По утрам со всего Нового города шли к гимназической улице малыши со стрижеными затылками, подростки с книгами под мышкой и фуражками набекрень и готовые вступить в жизнь юноши с парой книг за бортом шинели и с подпирающими шею бумажными воротничками.
Мрачное здание гимназии всех принимало в полутемные, голые коридоры и беленые классы для того, чтобы еще более буйной ватагой выпустить к трем часам на улицу.
У Костровых ходят в гимназию пятиклассник [1] Андрей и четвероклассница Лида.
Семилетний Сергей провожает брата и сестру барабанным боем и хвастает няне, что он тоже завтра пойдет в школу. Он помогает барабану криками, топочет ножками, но няня указывает ему на открытую в кабинет отца дверь, и он испуганно замолкает.

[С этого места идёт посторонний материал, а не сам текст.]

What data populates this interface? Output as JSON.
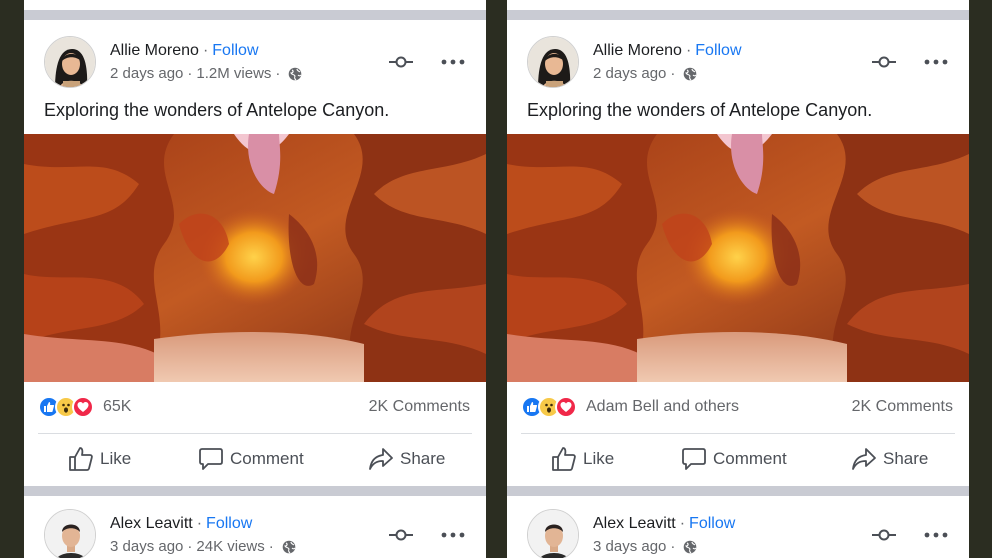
{
  "colors": {
    "link_blue": "#1877f2",
    "secondary_text": "#65676b",
    "separator": "#c9cbd3",
    "bezel": "#2b2d21"
  },
  "panels": [
    {
      "post": {
        "author": "Allie Moreno",
        "separator": "·",
        "follow_label": "Follow",
        "time": "2 days ago",
        "views": "1.2M views",
        "audience_icon": "globe-icon",
        "caption": "Exploring the wonders of Antelope Canyon.",
        "reactions": [
          "like-icon",
          "wow-icon",
          "love-icon"
        ],
        "reaction_summary": "65K",
        "comments": "2K Comments",
        "actions": {
          "like": "Like",
          "comment": "Comment",
          "share": "Share"
        }
      },
      "next_post": {
        "author": "Alex Leavitt",
        "separator": "·",
        "follow_label": "Follow",
        "time": "3 days ago",
        "views": "24K views",
        "audience_icon": "globe-icon"
      }
    },
    {
      "post": {
        "author": "Allie Moreno",
        "separator": "·",
        "follow_label": "Follow",
        "time": "2 days ago",
        "audience_icon": "globe-icon",
        "caption": "Exploring the wonders of Antelope Canyon.",
        "reactions": [
          "like-icon",
          "wow-icon",
          "love-icon"
        ],
        "reaction_summary": "Adam Bell and others",
        "comments": "2K Comments",
        "actions": {
          "like": "Like",
          "comment": "Comment",
          "share": "Share"
        }
      },
      "next_post": {
        "author": "Alex Leavitt",
        "separator": "·",
        "follow_label": "Follow",
        "time": "3 days ago",
        "audience_icon": "globe-icon"
      }
    }
  ]
}
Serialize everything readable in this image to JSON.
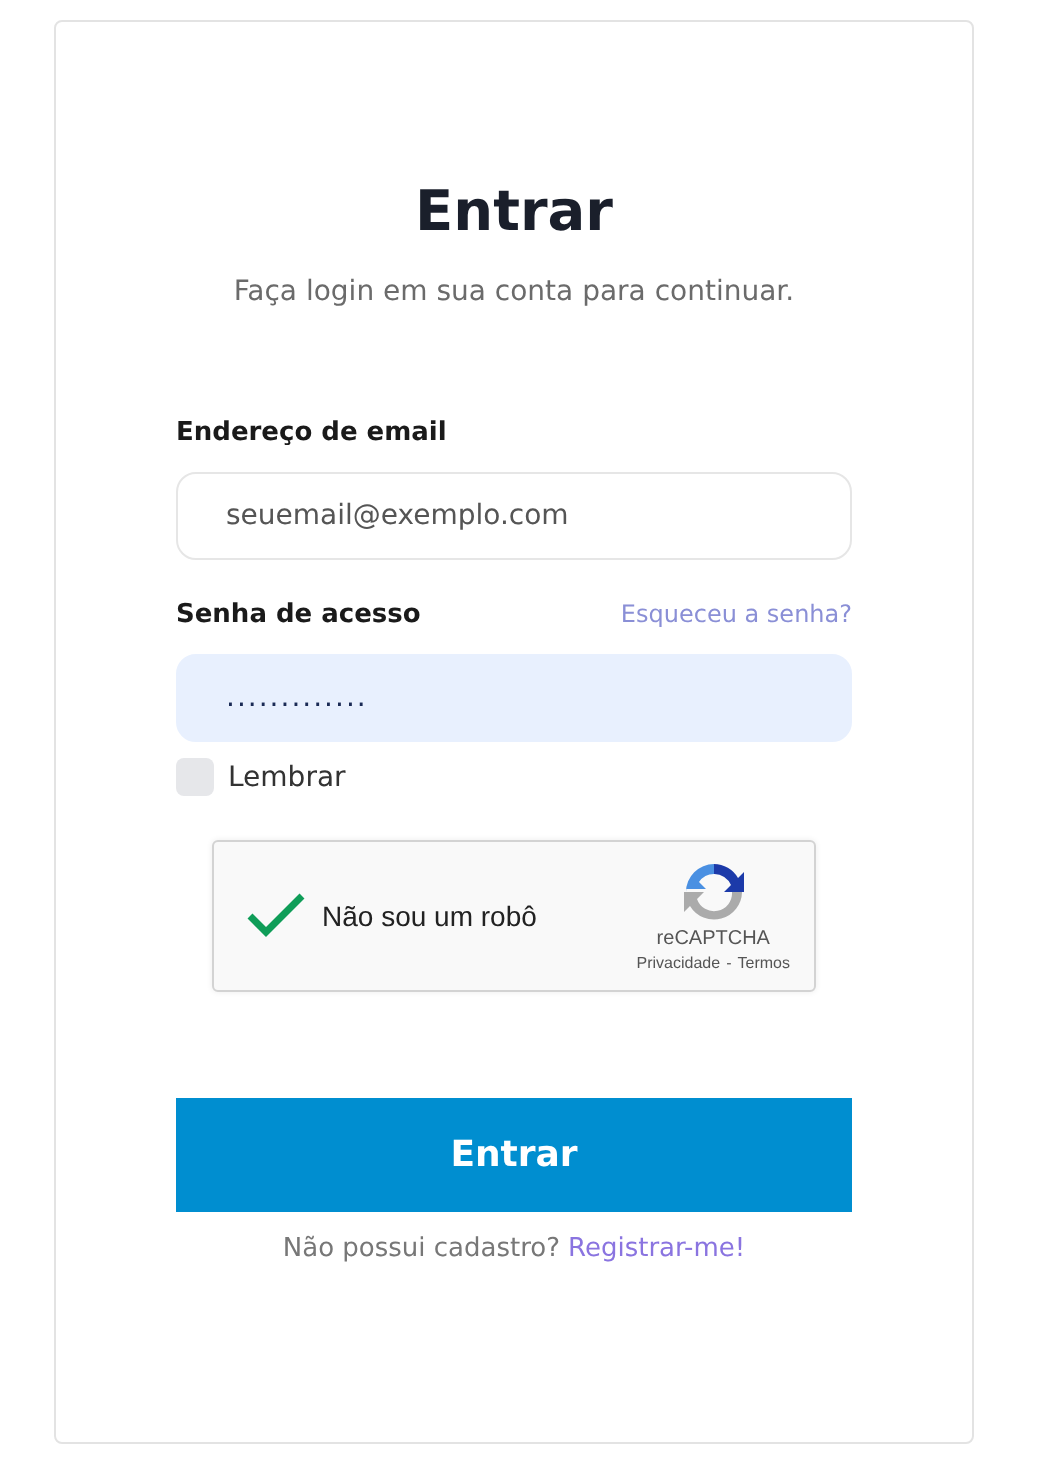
{
  "title": "Entrar",
  "subtitle": "Faça login em sua conta para continuar.",
  "email": {
    "label": "Endereço de email",
    "placeholder": "seuemail@exemplo.com"
  },
  "password": {
    "label": "Senha de acesso",
    "forgot_link": "Esqueceu a senha?",
    "value": "............."
  },
  "remember": {
    "label": "Lembrar",
    "checked": false
  },
  "captcha": {
    "label": "Não sou um robô",
    "checked": true,
    "brand": "reCAPTCHA",
    "privacy": "Privacidade",
    "separator": "-",
    "terms": "Termos"
  },
  "submit": "Entrar",
  "footer": {
    "text": "Não possui cadastro?",
    "link": "Registrar-me!"
  }
}
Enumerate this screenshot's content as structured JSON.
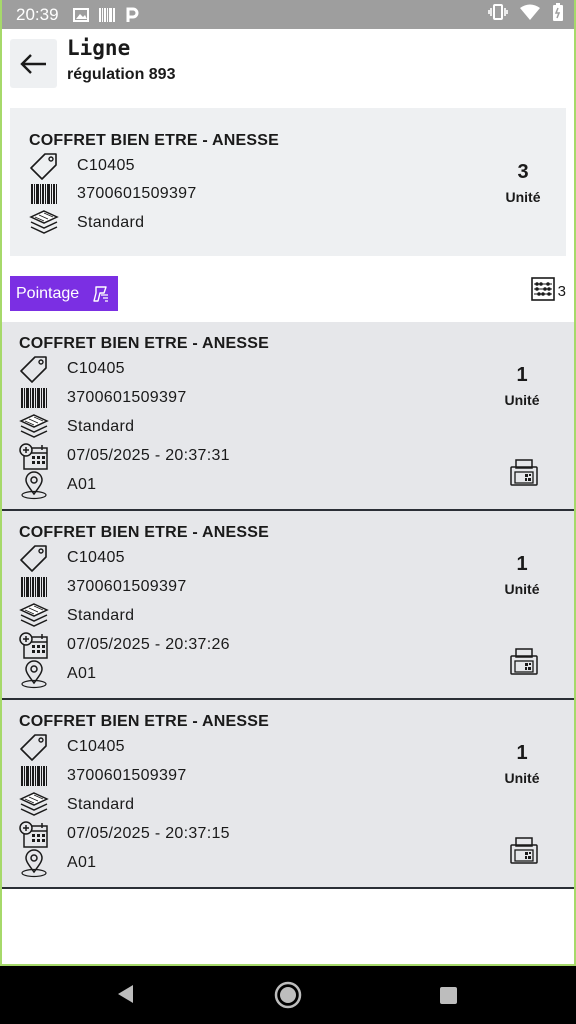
{
  "status_bar": {
    "time": "20:39"
  },
  "header": {
    "title": "Ligne",
    "subtitle": "régulation 893"
  },
  "summary": {
    "product_name": "COFFRET BIEN ETRE - ANESSE",
    "reference": "C10405",
    "barcode": "3700601509397",
    "variant": "Standard",
    "quantity": "3",
    "unit": "Unité"
  },
  "actions": {
    "pointage_label": "Pointage",
    "count": "3"
  },
  "items": [
    {
      "product_name": "COFFRET BIEN ETRE - ANESSE",
      "reference": "C10405",
      "barcode": "3700601509397",
      "variant": "Standard",
      "datetime": "07/05/2025 - 20:37:31",
      "location": "A01",
      "quantity": "1",
      "unit": "Unité"
    },
    {
      "product_name": "COFFRET BIEN ETRE - ANESSE",
      "reference": "C10405",
      "barcode": "3700601509397",
      "variant": "Standard",
      "datetime": "07/05/2025 - 20:37:26",
      "location": "A01",
      "quantity": "1",
      "unit": "Unité"
    },
    {
      "product_name": "COFFRET BIEN ETRE - ANESSE",
      "reference": "C10405",
      "barcode": "3700601509397",
      "variant": "Standard",
      "datetime": "07/05/2025 - 20:37:15",
      "location": "A01",
      "quantity": "1",
      "unit": "Unité"
    }
  ],
  "colors": {
    "accent": "#7b2fe3",
    "card_bg": "#e6e7ea",
    "summary_bg": "#eef0f2"
  }
}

Член местного окружного суда, коллежский советник [2] Мартын Федорович Костров, уже с шести утра занимается в своем кабинете. В этой обширной низкой комнате всегда темно и зелено от небольших окон, которые на три четверти закрыты тяжелыми гобеленовыми занавесями, а на четверть — близко качающимися ветвями акаций. Перо Мартына Федоровича проворно бегает по листам бумаги, а левая рука совершает регулярные движения от полных красных губ до тяжелой бронзовой пепельницы. Лицо Мартына Федоровича непроницаемо. Этому способствуют большие очки с дымчатыми, почти черными стеклами, забравший все тело в тиски вицмундир с витыми, фальшивого золота эполетами и накладными пуговицами, на которых изображена корона и внушительное слово «закон».
У дверей, ведущих из столовой в кабинет, стоят экономка Матильда Германовна, Андрей и Лидия. Матильде Германовне нужно получить от коллежского советника пять рублей на базар, а Андрею и Лидии — по гривеннику на завтрак.
Уже без двадцати девять. Андрей нервничает. Сергей получил исподтишка по затылку и хнычет в детской. Лида хихикает вполголоса — ей ничего, ей, близко, и у нее всегда есть деньги, а ведь ему, Андрею, надо идти восемь кварталов. Но Матильда Германовна ни за что не хочет войти первая.
Андрей грубо хватает экономку за рукав.
— Идите вы, вам нужнее!
Матильда Германовна делает независимое лицо и, освободившись, отходит к буфету. Она деловито роется в тарелках и соусниках.
Андрей неслышно, но зло топает ногой. Он готов уйти и остаться без гривенника. Он уже делает шаг от дверей, но тут же вспоминает, что гривенник ему нужен вовсе не на завтрак, и возвращается.
— Иди, иди! — опять подталкивает его Матильда Германовна, и Андрея охватывает решимость отчаяния. Ведь на часах уже без четверти… На носках он входит в кабинет.
Мартын Федорович взглядывает на сына скосив глаза, ни одним движением не меняя позы. Рука его оставляет папиросу на краю пепельницы и тянется к резной шкатулке. Пальцы вылавливают нужные монеты. Два гривенника белеют на углу стола, крытого зеленым сукном. Андрей смахивает их мальчишьим движением в ладонь. И так же на цыпочках уходит к двери и уже вихрем несется через столовую, на веранду и в сад. Гривенник Лидии летит на стол, катится широким кругом по столовой.